In 1996, a company called Neat Records jumped on the post-Load Metallica furor with a clever idea for a release: they licensed a bunch of the original versions of the songs Metallica had covered in the early 1980s, got a guy from a German metal magazine to write liner notes about each band, and put the whole thing out as The Metallic-Era. The implication was obvious: your metal heroes may have betrayed you twice over for the huge paydays, but here's music from back when they refused to compromise their ideals. In fact, we'll do you one even better and give you the original versions of the songs, so we can trade on the Metallica name while you revisit your lost youth without actually feeling guilty for listening to a band you've suddenly come to despise. As an added bonus, Neat Records was ahead of curve, putting out this release two years before Metallica jumped on their own nostalgia bandwagon and recompiled all of their cover recordings into one package.
I don't know how well the scheme worked from a sales perspective, but it got me while shopping in a now-defunct Circuit City in a Massachusetts suburb. Well, I say 'got me,' but the truth is that I was a teenager with an extremely limited music horizon who picked the album up because it had an association with a band I knew and loved, not because I had any of the history of the target audience. Besides, it had some funky cover art that mystifies me to this day: why would you take a money scale (a nice visual dig at Metallica) and stick a skull on it? Now how it will ever work? Besides, if you're going to attack the band's credibility, wouldn't you want to put the money on one side and some representation of integrity on the other?

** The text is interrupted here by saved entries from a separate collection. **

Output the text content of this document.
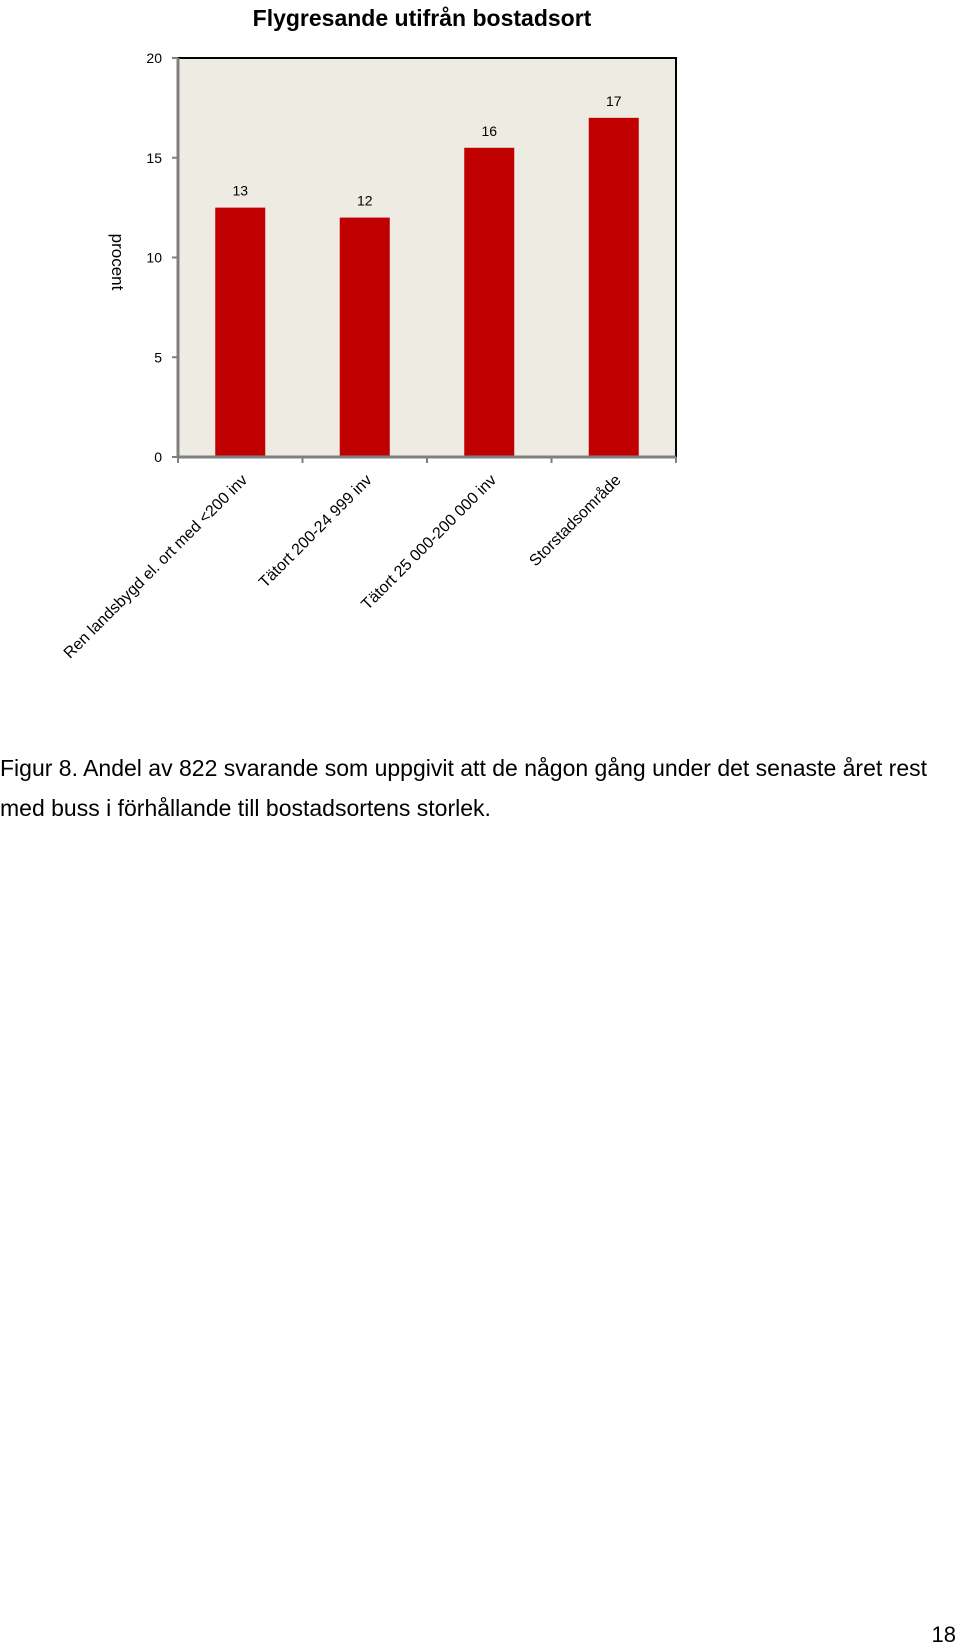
Flygresande utifrån bostadsort
procent
0
5
10
15
20
13
12
16
17
Ren landsbygd el. ort med <200 inv Tätort 200-24 999 inv
Tätort 25 000-200 000 inv Storstadsområde
Figur 8. Andel av 822 svarande som uppgivit att de någon gång under det senaste året rest med buss i förhållande till bostadsortens storlek.
18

In any case, the compilation - which I was listening to earlier today - turned out to be a fantastic investment: originally, of course, it was an introduction to a lot of great music. As time passed, however, I found that the track listing combined with the promo ads at the back of the CD booklet gave me enough of an education for me to able to talk a bit of the talk until we reached that magical time when old albums started growing on digital trees.